Plutôt que de céder à la précipitation, la FIA et les écuries ont
donc opté pour une approche structurée. La réunion
de ce 9 avril marquait seulement la première étape d’un processus
en plusieurs phases. La prochaine discussion est prévue le
15 avril autour des implications sur le
règlement sportif. Puis le 16 avril pour
approfondir les pistes sur le plan technique.
Enfin, le 20 avril avec la participation
des patrons d'équipe face aux instances
dirigeantes.
Des pistes de changement seront-elles trouvées ?
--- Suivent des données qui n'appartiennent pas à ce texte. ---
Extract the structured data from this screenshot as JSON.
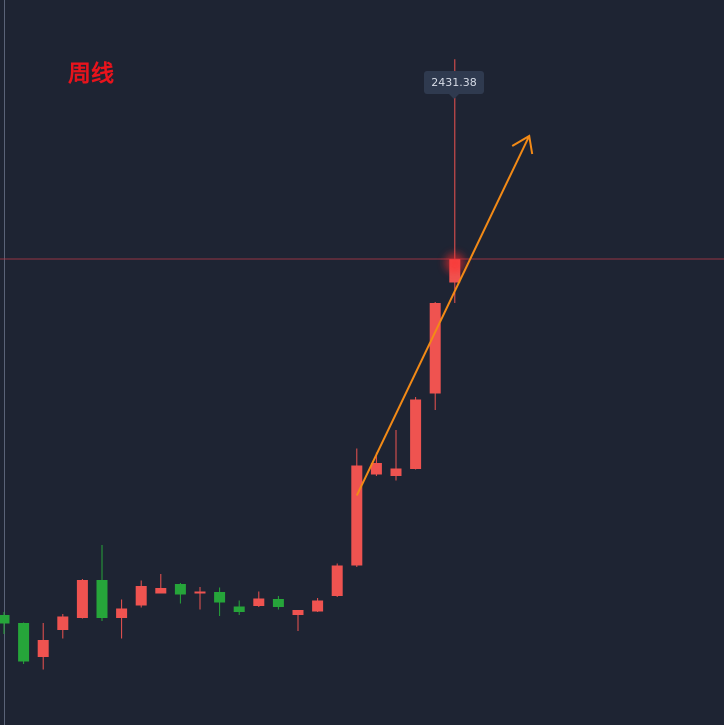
{
  "title": "周线",
  "crosshair": {
    "price_label": "2431.38"
  },
  "colors": {
    "background": "#1e2433",
    "up": "#ef5350",
    "down": "#26a53a",
    "arrow": "#f38a16",
    "title": "#e8131c",
    "crosshair": "#c0394a"
  },
  "chart_data": {
    "type": "candlestick",
    "timeframe": "weekly",
    "price_axis": {
      "range": [
        1100,
        2500
      ]
    },
    "highlighted_price": 2431.38,
    "trend_arrow": {
      "direction": "up",
      "from_candle": 18,
      "to_candle": 27
    },
    "candles": [
      {
        "open": 1320,
        "close": 1303,
        "high": 1326,
        "low": 1282
      },
      {
        "open": 1304,
        "close": 1227,
        "high": 1305,
        "low": 1222
      },
      {
        "open": 1236,
        "close": 1270,
        "high": 1304,
        "low": 1211
      },
      {
        "open": 1290,
        "close": 1317,
        "high": 1322,
        "low": 1273
      },
      {
        "open": 1314,
        "close": 1390,
        "high": 1392,
        "low": 1313
      },
      {
        "open": 1390,
        "close": 1314,
        "high": 1460,
        "low": 1308
      },
      {
        "open": 1314,
        "close": 1333,
        "high": 1351,
        "low": 1273
      },
      {
        "open": 1339,
        "close": 1378,
        "high": 1389,
        "low": 1335
      },
      {
        "open": 1363,
        "close": 1374,
        "high": 1402,
        "low": 1363
      },
      {
        "open": 1382,
        "close": 1361,
        "high": 1384,
        "low": 1343
      },
      {
        "open": 1363,
        "close": 1367,
        "high": 1376,
        "low": 1331
      },
      {
        "open": 1366,
        "close": 1345,
        "high": 1375,
        "low": 1318
      },
      {
        "open": 1337,
        "close": 1326,
        "high": 1349,
        "low": 1320
      },
      {
        "open": 1338,
        "close": 1353,
        "high": 1367,
        "low": 1336
      },
      {
        "open": 1352,
        "close": 1336,
        "high": 1358,
        "low": 1331
      },
      {
        "open": 1320,
        "close": 1330,
        "high": 1330,
        "low": 1288
      },
      {
        "open": 1327,
        "close": 1349,
        "high": 1354,
        "low": 1326
      },
      {
        "open": 1358,
        "close": 1419,
        "high": 1423,
        "low": 1356
      },
      {
        "open": 1419,
        "close": 1619,
        "high": 1653,
        "low": 1416
      },
      {
        "open": 1601,
        "close": 1624,
        "high": 1645,
        "low": 1598
      },
      {
        "open": 1598,
        "close": 1613,
        "high": 1690,
        "low": 1589
      },
      {
        "open": 1612,
        "close": 1751,
        "high": 1756,
        "low": 1611
      },
      {
        "open": 1763,
        "close": 1944,
        "high": 1946,
        "low": 1730
      },
      {
        "open": 1985,
        "close": 2032,
        "high": 2431.38,
        "low": 1944
      }
    ]
  }
}
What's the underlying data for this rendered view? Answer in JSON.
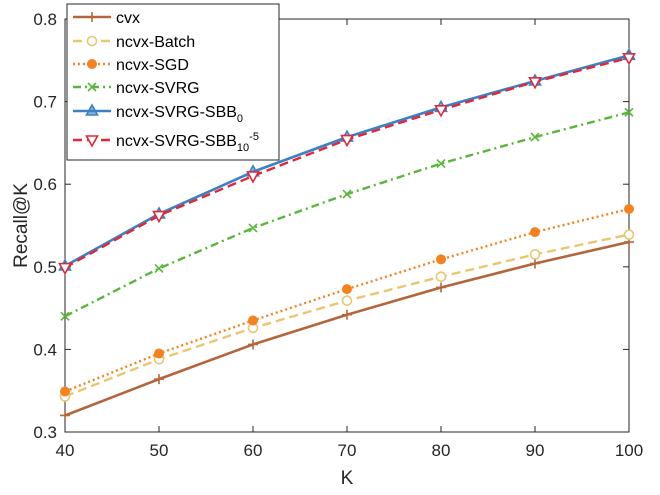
{
  "chart_data": {
    "type": "line",
    "title": "",
    "xlabel": "K",
    "ylabel": "Recall@K",
    "x": [
      40,
      50,
      60,
      70,
      80,
      90,
      100
    ],
    "xlim": [
      40,
      100
    ],
    "ylim": [
      0.3,
      0.8
    ],
    "xticks": [
      "40",
      "50",
      "60",
      "70",
      "80",
      "90",
      "100"
    ],
    "yticks": [
      "0.3",
      "0.4",
      "0.5",
      "0.6",
      "0.7",
      "0.8"
    ],
    "grid": false,
    "legend_position": "top-left",
    "series": [
      {
        "name": "cvx",
        "name_sub": "",
        "name_sup": "",
        "color": "#b5653b",
        "dash": "solid",
        "marker": "plus",
        "values": [
          0.32,
          0.364,
          0.406,
          0.442,
          0.475,
          0.504,
          0.53
        ]
      },
      {
        "name": "ncvx-Batch",
        "name_sub": "",
        "name_sup": "",
        "color": "#e8c770",
        "dash": "dashed",
        "marker": "circle",
        "values": [
          0.343,
          0.388,
          0.426,
          0.459,
          0.488,
          0.515,
          0.539
        ]
      },
      {
        "name": "ncvx-SGD",
        "name_sub": "",
        "name_sup": "",
        "color": "#f58220",
        "dash": "dotted",
        "marker": "filled-circle",
        "values": [
          0.349,
          0.395,
          0.435,
          0.473,
          0.509,
          0.542,
          0.57
        ]
      },
      {
        "name": "ncvx-SVRG",
        "name_sub": "",
        "name_sup": "",
        "color": "#58b63a",
        "dash": "dashdot",
        "marker": "x",
        "values": [
          0.44,
          0.498,
          0.547,
          0.588,
          0.625,
          0.657,
          0.687
        ]
      },
      {
        "name": "ncvx-SVRG-SBB",
        "name_sub": "0",
        "name_sup": "",
        "color": "#3b82c4",
        "dash": "solid",
        "marker": "triangle",
        "values": [
          0.501,
          0.564,
          0.615,
          0.657,
          0.693,
          0.725,
          0.756
        ]
      },
      {
        "name": "ncvx-SVRG-SBB",
        "name_sub": "10",
        "name_sup": "-5",
        "color": "#e02838",
        "dash": "dashed",
        "marker": "triangle-down",
        "values": [
          0.499,
          0.562,
          0.61,
          0.654,
          0.69,
          0.724,
          0.753
        ]
      }
    ]
  }
}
L’objectif de la FIA et de la F1 est clair : parvenir à
un ensemble cohérent de modifications avant le Grand Prix de
Miami, prévu début mai. Toutefois, la prudence est de mise
pour éviter d’introduire des changements qui pourraient s’avérer
inefficaces, voire contre-productifs.
Aucune décision immédiate n’est donc attendue cette
semaine.
Parmi les solutions envisagées, plusieurs ajustements techniques
font débat comme l'augmentation de la récupération
d’énergie, potentiellement jusqu’à 350 kW. Ou encore la
réduction des limites de recharge, ou encore la
révision des modes aéros pour réduire la traînée des
machines. Autre piste : adapter les départs pour une
charge de batterie optimale.
Reste à savoir comment les parties concernées vont d'entendre sur
la façon d'agir. Car, comme dans tout environnement compétitif, les
intérêts des écuries peuvent constituer un frein au
consensus général, même sous couvert du bons sens au
service de la discipline. On peut toutefois compter sur la
nouvelle gouvernance des Accords Concorde de 2026
pourrait faciliter les choses. Car pour qu’une modification soit
adoptée, une super majorité est requise, soit
7 équipes sur 11 pour les changements liés aux
voitures, ou 4 motoristes sur 5 pour les
moteurs.
Rendez-vous le 20 avril pour en savoir plus sur d'éventuelles pistes de solution dégagées, ou non, par les écuries et la FIA en vue de la reprise de la saison F1 2026 outre-Atlantique.